Fog sifted through the wetlands. Spartina grass was still faint in gray mist. A lone man, gray wisps showing from under his blue baseball cap, black rubber boots protecting his feet, picked his way across the edge of the mud flats, stopped, looked out at the fog, wondered at the feathery grasses, the millions of droplets suspended in the air. He took out a small sketch pad, flipped to a clean page, pulled a pencil out of a case, looked up at the cord grass and drew. A black duck rose, sped out into the mist. He dropped his pencil and when he bent down to pick it up he saw the iridescent tint of oil on the ground. He squatted down for a closer look, put his pad and pencil into his coat pocket, and followed the plume through the Phragmites towering over him to some rocks holding an outflow pipe from the road above. He grabbed stones, mud, grass and shoved them into the pipe, then climbed up to the road and pushed bits of wood, sand, leaves, stones into it from the street side. He jammed them in, kicked them with his boot until he was satisfied that they were in good and tight.
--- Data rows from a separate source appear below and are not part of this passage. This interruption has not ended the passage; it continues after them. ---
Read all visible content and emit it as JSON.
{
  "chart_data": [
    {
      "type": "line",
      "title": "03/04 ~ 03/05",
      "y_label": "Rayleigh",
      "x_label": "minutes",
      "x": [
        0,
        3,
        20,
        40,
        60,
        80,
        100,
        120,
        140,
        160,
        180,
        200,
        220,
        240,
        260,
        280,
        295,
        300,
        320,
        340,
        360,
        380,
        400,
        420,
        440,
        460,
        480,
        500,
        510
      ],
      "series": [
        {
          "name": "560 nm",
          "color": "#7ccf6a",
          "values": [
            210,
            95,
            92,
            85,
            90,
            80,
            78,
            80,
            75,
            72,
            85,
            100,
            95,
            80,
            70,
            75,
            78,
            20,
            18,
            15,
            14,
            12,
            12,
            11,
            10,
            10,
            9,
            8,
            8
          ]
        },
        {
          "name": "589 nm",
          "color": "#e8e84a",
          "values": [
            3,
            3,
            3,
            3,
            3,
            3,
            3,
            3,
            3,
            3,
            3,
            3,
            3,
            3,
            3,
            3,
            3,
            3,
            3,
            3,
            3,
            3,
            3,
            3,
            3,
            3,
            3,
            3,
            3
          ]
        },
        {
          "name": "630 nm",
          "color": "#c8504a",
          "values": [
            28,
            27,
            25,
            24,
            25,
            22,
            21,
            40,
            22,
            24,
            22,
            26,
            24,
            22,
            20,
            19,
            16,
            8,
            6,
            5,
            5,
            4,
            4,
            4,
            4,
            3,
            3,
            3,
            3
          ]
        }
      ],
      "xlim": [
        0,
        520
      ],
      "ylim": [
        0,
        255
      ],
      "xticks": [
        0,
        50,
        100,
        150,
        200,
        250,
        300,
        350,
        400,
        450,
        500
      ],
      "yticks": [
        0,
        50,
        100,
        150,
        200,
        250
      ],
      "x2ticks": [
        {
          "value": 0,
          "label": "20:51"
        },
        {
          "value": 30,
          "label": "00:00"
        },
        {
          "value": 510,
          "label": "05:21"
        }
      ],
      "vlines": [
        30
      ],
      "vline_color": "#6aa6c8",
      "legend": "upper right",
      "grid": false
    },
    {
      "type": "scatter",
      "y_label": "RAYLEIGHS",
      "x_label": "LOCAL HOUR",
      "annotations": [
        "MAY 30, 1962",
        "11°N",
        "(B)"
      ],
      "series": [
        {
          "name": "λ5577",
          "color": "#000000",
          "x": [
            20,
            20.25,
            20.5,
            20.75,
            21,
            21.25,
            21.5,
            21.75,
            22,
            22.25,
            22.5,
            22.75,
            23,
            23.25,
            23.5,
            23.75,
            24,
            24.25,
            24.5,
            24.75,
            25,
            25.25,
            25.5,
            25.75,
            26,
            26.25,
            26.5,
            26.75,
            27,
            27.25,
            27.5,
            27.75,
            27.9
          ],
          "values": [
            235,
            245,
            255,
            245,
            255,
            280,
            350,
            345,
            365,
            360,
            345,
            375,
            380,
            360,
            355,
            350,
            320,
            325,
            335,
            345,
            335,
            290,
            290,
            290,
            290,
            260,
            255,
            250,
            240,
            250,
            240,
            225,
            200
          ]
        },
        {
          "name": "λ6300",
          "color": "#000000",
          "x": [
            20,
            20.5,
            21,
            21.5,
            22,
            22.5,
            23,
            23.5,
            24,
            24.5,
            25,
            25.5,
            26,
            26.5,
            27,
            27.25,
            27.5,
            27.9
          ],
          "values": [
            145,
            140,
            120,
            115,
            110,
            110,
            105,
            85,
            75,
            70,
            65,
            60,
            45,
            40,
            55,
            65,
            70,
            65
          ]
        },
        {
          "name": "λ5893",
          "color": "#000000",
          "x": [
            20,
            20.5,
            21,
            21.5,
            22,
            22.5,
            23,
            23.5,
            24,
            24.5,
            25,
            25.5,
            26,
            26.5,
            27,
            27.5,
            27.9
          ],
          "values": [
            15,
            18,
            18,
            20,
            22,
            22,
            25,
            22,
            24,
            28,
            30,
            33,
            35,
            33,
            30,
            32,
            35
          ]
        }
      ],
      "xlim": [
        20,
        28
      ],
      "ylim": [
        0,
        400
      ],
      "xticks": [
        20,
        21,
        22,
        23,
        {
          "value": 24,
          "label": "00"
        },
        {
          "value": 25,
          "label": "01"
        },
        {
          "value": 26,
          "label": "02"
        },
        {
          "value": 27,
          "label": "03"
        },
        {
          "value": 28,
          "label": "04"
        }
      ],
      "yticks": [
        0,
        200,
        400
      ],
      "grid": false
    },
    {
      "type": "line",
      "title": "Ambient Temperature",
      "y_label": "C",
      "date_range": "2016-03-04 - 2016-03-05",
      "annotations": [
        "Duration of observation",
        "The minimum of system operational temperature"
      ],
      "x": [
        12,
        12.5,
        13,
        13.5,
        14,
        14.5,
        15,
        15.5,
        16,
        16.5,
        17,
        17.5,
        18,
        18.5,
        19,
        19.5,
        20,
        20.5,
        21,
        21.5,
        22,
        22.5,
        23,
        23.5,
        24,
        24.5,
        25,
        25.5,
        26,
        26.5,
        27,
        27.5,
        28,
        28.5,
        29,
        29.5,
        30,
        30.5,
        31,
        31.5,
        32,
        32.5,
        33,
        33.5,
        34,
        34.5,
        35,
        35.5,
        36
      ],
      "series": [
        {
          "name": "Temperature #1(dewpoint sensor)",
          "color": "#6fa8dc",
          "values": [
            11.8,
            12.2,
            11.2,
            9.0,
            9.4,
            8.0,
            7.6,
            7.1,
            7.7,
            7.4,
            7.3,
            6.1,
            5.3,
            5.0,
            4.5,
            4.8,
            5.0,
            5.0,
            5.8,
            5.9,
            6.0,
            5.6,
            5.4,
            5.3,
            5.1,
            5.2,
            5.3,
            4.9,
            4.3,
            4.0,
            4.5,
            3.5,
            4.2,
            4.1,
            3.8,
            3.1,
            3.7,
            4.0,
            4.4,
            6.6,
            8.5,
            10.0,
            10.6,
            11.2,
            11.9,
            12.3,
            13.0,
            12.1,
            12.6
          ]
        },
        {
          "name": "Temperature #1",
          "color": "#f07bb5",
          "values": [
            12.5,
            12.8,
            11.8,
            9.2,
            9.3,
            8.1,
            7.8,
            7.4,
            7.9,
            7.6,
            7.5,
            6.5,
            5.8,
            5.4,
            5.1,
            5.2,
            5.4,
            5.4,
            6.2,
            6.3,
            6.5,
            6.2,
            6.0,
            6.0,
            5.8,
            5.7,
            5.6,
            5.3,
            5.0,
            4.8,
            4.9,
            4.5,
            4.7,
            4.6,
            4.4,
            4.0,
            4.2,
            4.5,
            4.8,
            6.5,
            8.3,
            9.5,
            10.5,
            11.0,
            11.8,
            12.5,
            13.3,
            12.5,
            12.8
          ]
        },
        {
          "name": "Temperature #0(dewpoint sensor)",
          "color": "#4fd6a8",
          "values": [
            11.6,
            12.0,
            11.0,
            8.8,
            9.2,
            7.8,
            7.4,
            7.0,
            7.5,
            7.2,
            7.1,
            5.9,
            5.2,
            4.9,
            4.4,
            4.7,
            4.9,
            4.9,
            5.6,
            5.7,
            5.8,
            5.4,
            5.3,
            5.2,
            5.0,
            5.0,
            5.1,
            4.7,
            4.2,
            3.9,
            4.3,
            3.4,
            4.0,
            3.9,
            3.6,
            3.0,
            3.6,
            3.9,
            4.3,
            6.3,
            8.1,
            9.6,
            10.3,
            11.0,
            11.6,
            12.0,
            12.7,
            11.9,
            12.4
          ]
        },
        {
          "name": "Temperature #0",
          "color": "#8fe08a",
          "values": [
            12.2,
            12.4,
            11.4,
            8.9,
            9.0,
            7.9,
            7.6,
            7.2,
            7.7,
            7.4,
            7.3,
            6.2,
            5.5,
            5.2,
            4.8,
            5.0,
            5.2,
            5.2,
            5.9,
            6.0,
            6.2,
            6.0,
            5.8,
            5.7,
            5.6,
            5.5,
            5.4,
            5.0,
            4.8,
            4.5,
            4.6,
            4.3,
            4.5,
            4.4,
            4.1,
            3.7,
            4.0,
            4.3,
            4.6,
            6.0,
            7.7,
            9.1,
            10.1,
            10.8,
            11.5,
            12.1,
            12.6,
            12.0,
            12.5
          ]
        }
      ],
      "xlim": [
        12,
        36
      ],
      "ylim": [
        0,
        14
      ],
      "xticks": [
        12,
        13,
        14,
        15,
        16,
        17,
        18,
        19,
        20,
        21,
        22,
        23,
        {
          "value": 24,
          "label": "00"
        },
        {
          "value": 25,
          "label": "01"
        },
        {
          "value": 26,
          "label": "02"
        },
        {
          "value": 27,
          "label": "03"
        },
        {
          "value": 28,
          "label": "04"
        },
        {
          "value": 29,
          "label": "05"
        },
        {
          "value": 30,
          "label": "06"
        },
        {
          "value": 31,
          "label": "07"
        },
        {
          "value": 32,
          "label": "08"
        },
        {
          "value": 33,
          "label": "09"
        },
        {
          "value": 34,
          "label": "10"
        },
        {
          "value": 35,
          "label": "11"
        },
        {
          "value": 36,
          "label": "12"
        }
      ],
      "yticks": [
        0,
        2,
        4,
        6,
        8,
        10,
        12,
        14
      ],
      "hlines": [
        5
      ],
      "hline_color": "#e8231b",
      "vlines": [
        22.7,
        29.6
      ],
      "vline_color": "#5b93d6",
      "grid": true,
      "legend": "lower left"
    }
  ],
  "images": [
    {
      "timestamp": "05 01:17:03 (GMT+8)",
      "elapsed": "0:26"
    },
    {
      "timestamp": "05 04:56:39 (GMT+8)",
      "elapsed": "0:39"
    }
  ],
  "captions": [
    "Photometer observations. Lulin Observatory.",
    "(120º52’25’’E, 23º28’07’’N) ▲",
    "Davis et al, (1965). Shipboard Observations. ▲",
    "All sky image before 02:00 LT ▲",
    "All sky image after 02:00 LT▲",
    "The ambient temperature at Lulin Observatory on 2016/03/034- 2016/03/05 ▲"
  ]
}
A few days later it rained hard, very hard. The streets were awash. A large pond formed and backed up onto lawns, swimming pools, basements. Tom and Mary, recent empty nesters, who lived closest to the water complained about the oil slick on the water that had collected in their basement. The Walmarks who lived across the street from them and had three adorable little girls, said there was an oil slick with dog shit floating in their swimming pool. Mrs. Glenrich, known as the merry widow, lived one house up the street and said there was a funny chemical smell to the water collected on their lawn. The Morgans and the Friedmans called the highway department, while the Espositos called the Department of Environmental Control. The DEC arrived two days later. Two men in protective gear launched a small boat and made their way to the bottom of the street. Two others had clambered down to the beach and were investigating the pipe. There was a good deal of talk back and forth over walkie-talkies about how to open the pipe and whether all the polluted effluent could be safely dumped into the wetlands. Betty Walmark, who overheard  them, shrieked, how could they be so concerned about the wetlands when there was dog shit in her swimming pool and an oil  slick in the neighbor’s basement. The bald guy from the DEC told her to relax, that they were working on a solution, but since the road belonged to the town, it was really their problem. Fred Walmark shook his fist and shouted that they’d all be hearing from his lawyer.

Meanwhile, Kurt Rasmussen, who’d stuffed up the pipe and who lived up the street, hung around watching all the commotion and listening to the demands for action. When he heard the fellow from the DEC tell people that they couldn’t just let all that effluent keep flowing into the wetlands and that he’d tell the town to build a recharge basin ASAP, Kurt smiled even though he knew it could be years.